Mohs Surgery: Before, During & After The Procedure
If you have been diagnosed with basal cell carcinomas or squamous cell carcinomas, two of the most common forms of skin cancer, your dermatologist will more than likely suggest treatment with Mohs micrographic surgery. The procedure is known to be the most efficient and cost-effective treatment method currently available. Not only does it have the highest cute rate, but patients can expect precise results with minimal scarring and recovery time.
If you have been selected as a candidate for Mohs micrographic surgery, it helps to know what you can expect before, during and after the procedure.
Before Your Surgery
The first step is to meet with an American College of Mohs Surgery certified surgeon who will review your case and help determine if the procedure is the most effective solution for your particular cancer. If surgery is decided as the best course of action, the surgeon will send you home with a date for your procedure and instructions to follow leading up to it.
What To Expect During Surgery
While you should clear your day for your procedure, it will be completed in an outpatient center or in the office of your doctor.
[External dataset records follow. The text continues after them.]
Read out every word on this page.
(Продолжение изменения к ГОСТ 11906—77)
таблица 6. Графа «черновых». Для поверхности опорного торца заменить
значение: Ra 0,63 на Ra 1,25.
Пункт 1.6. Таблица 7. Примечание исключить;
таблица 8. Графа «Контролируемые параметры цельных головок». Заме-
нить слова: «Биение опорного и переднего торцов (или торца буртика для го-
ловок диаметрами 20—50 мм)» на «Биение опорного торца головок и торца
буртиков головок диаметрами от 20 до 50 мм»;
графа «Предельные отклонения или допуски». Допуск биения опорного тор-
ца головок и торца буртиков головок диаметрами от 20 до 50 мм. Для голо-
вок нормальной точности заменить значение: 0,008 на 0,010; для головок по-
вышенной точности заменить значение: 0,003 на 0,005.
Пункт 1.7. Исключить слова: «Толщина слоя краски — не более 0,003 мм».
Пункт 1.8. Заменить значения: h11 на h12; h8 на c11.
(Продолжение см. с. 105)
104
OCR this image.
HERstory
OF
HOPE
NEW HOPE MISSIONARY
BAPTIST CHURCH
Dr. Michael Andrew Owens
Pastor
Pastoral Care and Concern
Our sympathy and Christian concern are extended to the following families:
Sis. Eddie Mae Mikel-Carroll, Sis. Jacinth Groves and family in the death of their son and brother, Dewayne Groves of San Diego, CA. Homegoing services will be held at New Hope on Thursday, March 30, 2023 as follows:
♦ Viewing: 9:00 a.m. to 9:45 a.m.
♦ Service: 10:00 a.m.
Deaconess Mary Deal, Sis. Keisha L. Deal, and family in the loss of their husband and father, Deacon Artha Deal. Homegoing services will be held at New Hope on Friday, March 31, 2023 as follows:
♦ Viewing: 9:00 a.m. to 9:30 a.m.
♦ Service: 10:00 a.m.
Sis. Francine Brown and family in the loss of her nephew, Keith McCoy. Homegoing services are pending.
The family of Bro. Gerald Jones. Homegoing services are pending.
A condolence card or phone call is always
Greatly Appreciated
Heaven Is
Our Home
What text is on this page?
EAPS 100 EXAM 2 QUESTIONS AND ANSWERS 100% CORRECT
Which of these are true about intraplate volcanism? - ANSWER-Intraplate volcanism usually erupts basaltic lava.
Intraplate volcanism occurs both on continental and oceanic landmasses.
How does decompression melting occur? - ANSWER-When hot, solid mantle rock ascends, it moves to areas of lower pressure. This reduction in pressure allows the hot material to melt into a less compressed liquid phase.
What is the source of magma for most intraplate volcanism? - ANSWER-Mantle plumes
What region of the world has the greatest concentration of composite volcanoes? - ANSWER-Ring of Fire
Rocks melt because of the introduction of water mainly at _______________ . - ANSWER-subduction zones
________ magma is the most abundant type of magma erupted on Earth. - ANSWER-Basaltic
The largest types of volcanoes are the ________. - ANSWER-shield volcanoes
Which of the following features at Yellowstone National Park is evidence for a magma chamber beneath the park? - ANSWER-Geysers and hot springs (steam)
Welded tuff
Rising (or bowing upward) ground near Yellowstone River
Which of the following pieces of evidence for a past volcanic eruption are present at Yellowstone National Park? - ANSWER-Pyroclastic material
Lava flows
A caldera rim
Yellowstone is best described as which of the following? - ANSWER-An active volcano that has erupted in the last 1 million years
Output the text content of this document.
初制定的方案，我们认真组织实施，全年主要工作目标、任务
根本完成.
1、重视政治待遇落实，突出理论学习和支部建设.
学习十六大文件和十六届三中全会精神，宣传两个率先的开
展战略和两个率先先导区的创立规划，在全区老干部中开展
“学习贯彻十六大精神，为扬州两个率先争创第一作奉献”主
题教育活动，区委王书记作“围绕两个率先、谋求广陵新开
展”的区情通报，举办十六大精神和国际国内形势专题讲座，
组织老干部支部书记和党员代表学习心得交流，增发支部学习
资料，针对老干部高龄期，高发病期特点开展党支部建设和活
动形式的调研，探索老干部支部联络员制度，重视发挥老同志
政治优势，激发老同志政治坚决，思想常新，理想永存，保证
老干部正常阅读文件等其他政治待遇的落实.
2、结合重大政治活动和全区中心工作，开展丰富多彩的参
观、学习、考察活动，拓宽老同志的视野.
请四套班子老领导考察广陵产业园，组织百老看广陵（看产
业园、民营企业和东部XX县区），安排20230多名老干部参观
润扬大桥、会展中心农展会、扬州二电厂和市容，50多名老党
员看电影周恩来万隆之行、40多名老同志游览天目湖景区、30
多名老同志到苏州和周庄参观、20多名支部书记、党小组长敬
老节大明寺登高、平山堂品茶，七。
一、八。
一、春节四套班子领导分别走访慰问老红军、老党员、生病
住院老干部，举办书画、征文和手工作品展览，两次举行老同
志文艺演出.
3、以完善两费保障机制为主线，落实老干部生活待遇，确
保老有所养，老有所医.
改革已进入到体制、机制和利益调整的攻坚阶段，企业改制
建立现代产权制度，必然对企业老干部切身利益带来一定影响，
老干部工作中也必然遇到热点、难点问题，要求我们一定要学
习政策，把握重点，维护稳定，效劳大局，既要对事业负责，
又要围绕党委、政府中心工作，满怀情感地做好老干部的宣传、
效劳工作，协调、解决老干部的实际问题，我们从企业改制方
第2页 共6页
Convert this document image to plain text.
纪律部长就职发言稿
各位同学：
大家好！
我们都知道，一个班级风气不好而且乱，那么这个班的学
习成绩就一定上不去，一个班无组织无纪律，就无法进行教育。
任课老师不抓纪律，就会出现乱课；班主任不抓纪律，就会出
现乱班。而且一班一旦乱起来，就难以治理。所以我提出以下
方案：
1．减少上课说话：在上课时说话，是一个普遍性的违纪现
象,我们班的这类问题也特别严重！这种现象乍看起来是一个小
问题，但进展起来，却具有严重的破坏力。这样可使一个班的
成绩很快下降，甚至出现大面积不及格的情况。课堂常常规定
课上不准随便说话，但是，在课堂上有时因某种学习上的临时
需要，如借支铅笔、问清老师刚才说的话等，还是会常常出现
In most cases, your appointment will be scheduled for early in the morning to give the surgeon plenty of time to remove all of the cancer and perform any necessary reconstruction. The area that the procedure will be performed on will be numbed with a local anesthetic and patients will remain awake for the entire surgery.
After you are numb, the tumor will be removed along with surrounding tissue to help prevent regrowth. The tumor is then viewed under a microscope to determine if there is cancer evident around the outside edges. If there is, more of the tumor’s surrounding tissue will be removed. These steps will be repeated until the surgeon no longer sees any signs of cancer.
After your Mohs micrographic surgery procedure, your surgeon will assess the remaining wound and your options for reconstruction. In most cases, reconstruction is performed the same day the cancer is removed.